Ne pouvant suivre le conseil de sa s?ur, elle alla elle-même à la cuisine préparer deux sortes de patisseries, les emballa dans une bo?te et les apporta au temple ancestral.

Ils poussèrent la porte doucement et virent Yang Tianxing, assis en tailleur sur un futon, dos à la porte, changer rapidement de position et passer de la position assise à la position agenouillée. Le mouvement fut si rapide qu'il s'agissait d'un éclair. Si les deux s?urs ne l'avaient pas vu et n'avaient pu en témoigner l'une de l'autre, elles auraient cru à une simple illusion.

Yang Tiange était un peu plus lent, mais il parvint tout de même à ajuster sa posture avec aisance.

Quant à Yang Tiandi, il était allongé par terre, les jambes croisées. En entendant la porte s'ouvrir, il se redressa d'un bond et tourna la tête pour croiser le regard de Wushuang.

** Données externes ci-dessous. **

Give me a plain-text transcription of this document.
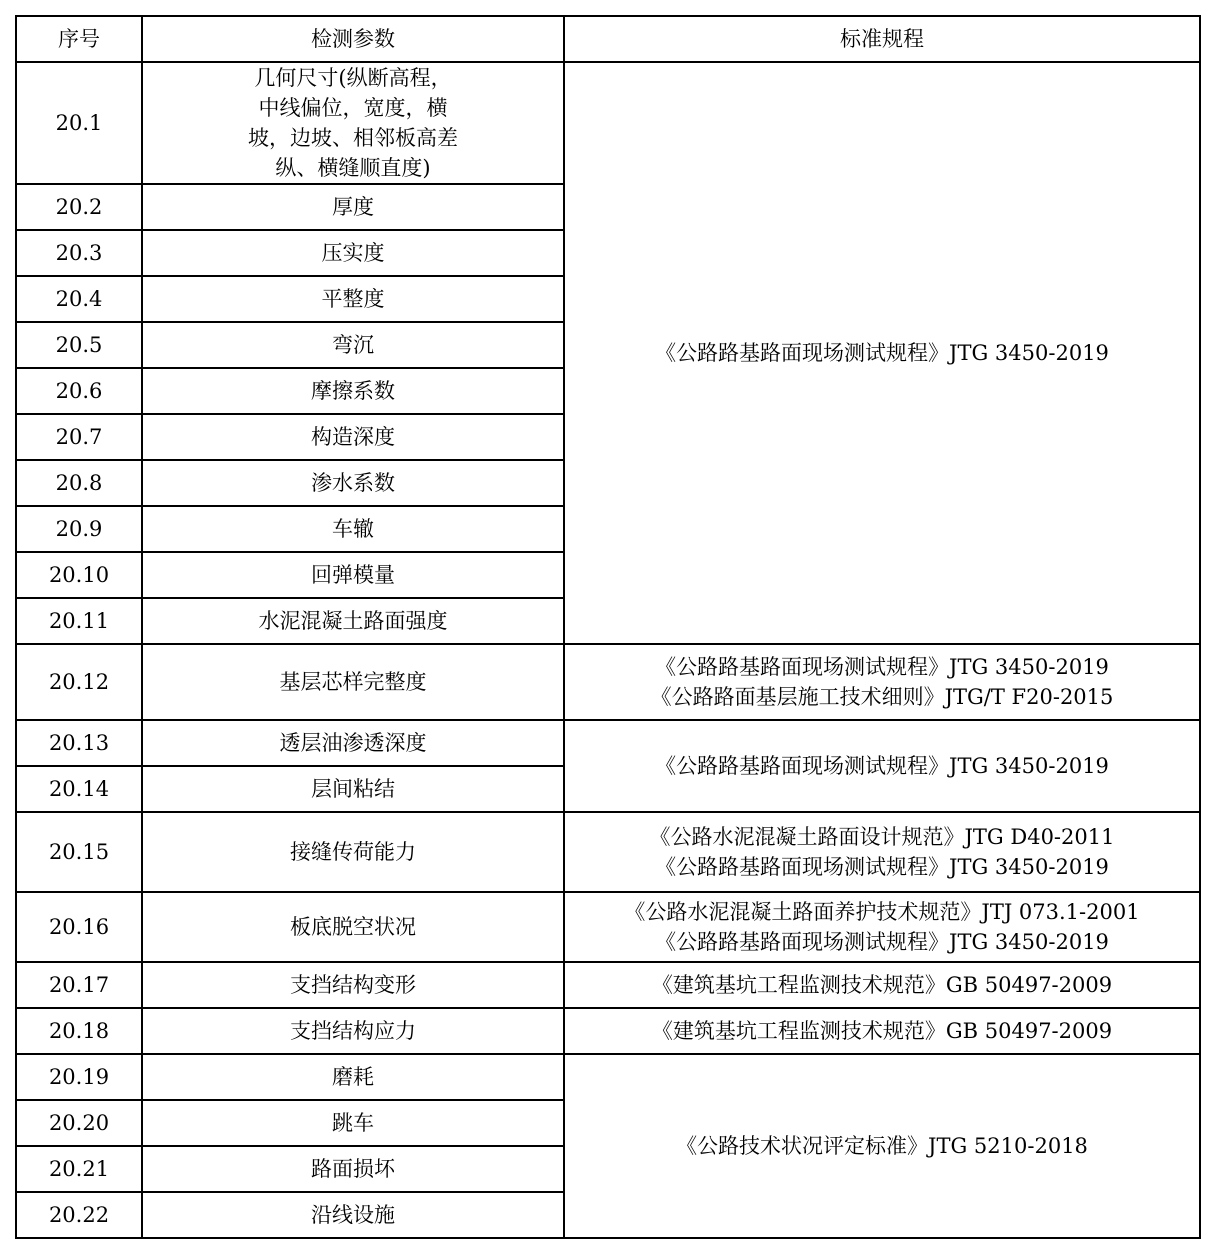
序号	检测参数	标准规程
20.1	几何尺寸(纵断高程，
中线偏位，宽度，横
坡，边坡、相邻板高差
纵、横缝顺直度)	《公路路基路面现场测试规程》JTG 3450-2019

20.2	厚度	
20.3	压实度	
20.4	平整度	
20.5	弯沉	
20.6	摩擦系数	
20.7	构造深度	
20.8	渗水系数	
20.9	车辙	
20.10	回弹模量	
20.11	水泥混凝土路面强度	
20.12	基层芯样完整度	《公路路基路面现场测试规程》JTG 3450-2019
《公路路面基层施工技术细则》JTG/T F20-2015

20.13	透层油渗透深度	《公路路基路面现场测试规程》JTG 3450-2019

20.14	层间粘结	
20.15	接缝传荷能力	《公路水泥混凝土路面设计规范》JTG D40-2011
《公路路基路面现场测试规程》JTG 3450-2019

20.16	板底脱空状况	《公路水泥混凝土路面养护技术规范》JTJ 073.1-2001
《公路路基路面现场测试规程》JTG 3450-2019

20.17	支挡结构变形	《建筑基坑工程监测技术规范》GB 50497-2009

20.18	支挡结构应力	《建筑基坑工程监测技术规范》GB 50497-2009

20.19	磨耗	《公路技术状况评定标准》JTG 5210-2018

20.20	跳车	
20.21	路面损坏	
20.22	沿线设施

? C'est ma petite s?ur et ma grande cousine ! ? annon?a-t-il à ses frères en se dirigeant vers eux.

? Nous vous avons apporté des en-cas ?, dit Wushuang avec un sourire, les yeux plissés.

Yang Tiandi exulta en prenant la bo?te de nourriture des mains de Wuxia, la porta à ses frères, l'ouvrit et ils dégustèrent le repas ensemble.

Les deux en-cas contenus dans la bo?te sont typiques de Pékin. La patisserie jaune pois, d'un jaune clair, fond dans la bouche et offre une saveur sucrée et rafra?chissante. Le rouleau de haricots rouges est tendre et moelleux, sucré sans être gras.

Les trois gar?ons mangèrent avec grand plaisir.

? Est-ce délicieux ? ? demanda doucement Wuxia.

Les gar?ons acquiescèrent.

Il a ajouté : ? C'est une spécialité qu'on ne trouve que dans la capitale. Je n'ai pas encore réussi à la préparer de fa?on tout à fait authentique. Si vous venez dans la capitale à l'avenir, je vous emmènerai go?ter la vraie version. ?

? C'est déjà délicieux ! ? déclara Yang Tiandi sans ambages.

Yang Tiange a alors demandé : ? Quand allons-nous à Pékin ? ?

??Aller étudier, passer des examens, devenir fonctionnaire, voyager, ou même rester longtemps là-bas si grand-père est promu haut fonctionnaire dans la capitale.?? Wushuang comptait sur ses doigts un à un, oubliant complètement qu’il y avait des choses qu’elle ne devrait pas comprendre à son age.

Heureusement, les trois gar?ons étaient jeunes et ne pensaient pas qu'il y avait quoi que ce soit d'anormal chez elle.

? Nous sommes cousins, donc nous aurons certainement plein d'occasions de nous voir souvent ?, a assuré Wushuang avec conviction. ? Même si je ne vis pas longtemps à Hangzhou, je n'aurai pas à m'inquiéter de ne plus nous voir. ?

Yang Tiandi comprit qu'il s'agissait d'une réponse à l'accusation selon laquelle il avait ? caché sa jeune s?ur à la maison et ne l'avait pas laissée partir ?, et il devint quelque peu maussade.

Wushuang a ajouté : ? Lorsque vous irez dans la capitale, vous pourrez également inviter Wanwan à jouer ensemble. ?

? Je ne sais même pas quand je pourrai y aller ?, dit Yang Tiandi avec impatience. ? Grand-mère dit qu'elle n'a pas vu tante depuis huit ans ! La prochaine fois que nous nous reverrons, nous aurons peut-être toutes les deux soixante-dix ou quatre-vingts ans ! Il vaut mieux que ma s?ur reste. ?

? Grand-père disait que même si tu aimes ta s?ur, tu ne peux pas te comporter de fa?on indécente. ? Yang Tianxing était plus agé et, de ce fait, plus instruit que son jeune frère. Voyant que Yang Tiandi semblait retomber dans ses travers, il ne put s'empêcher de le lui rappeler.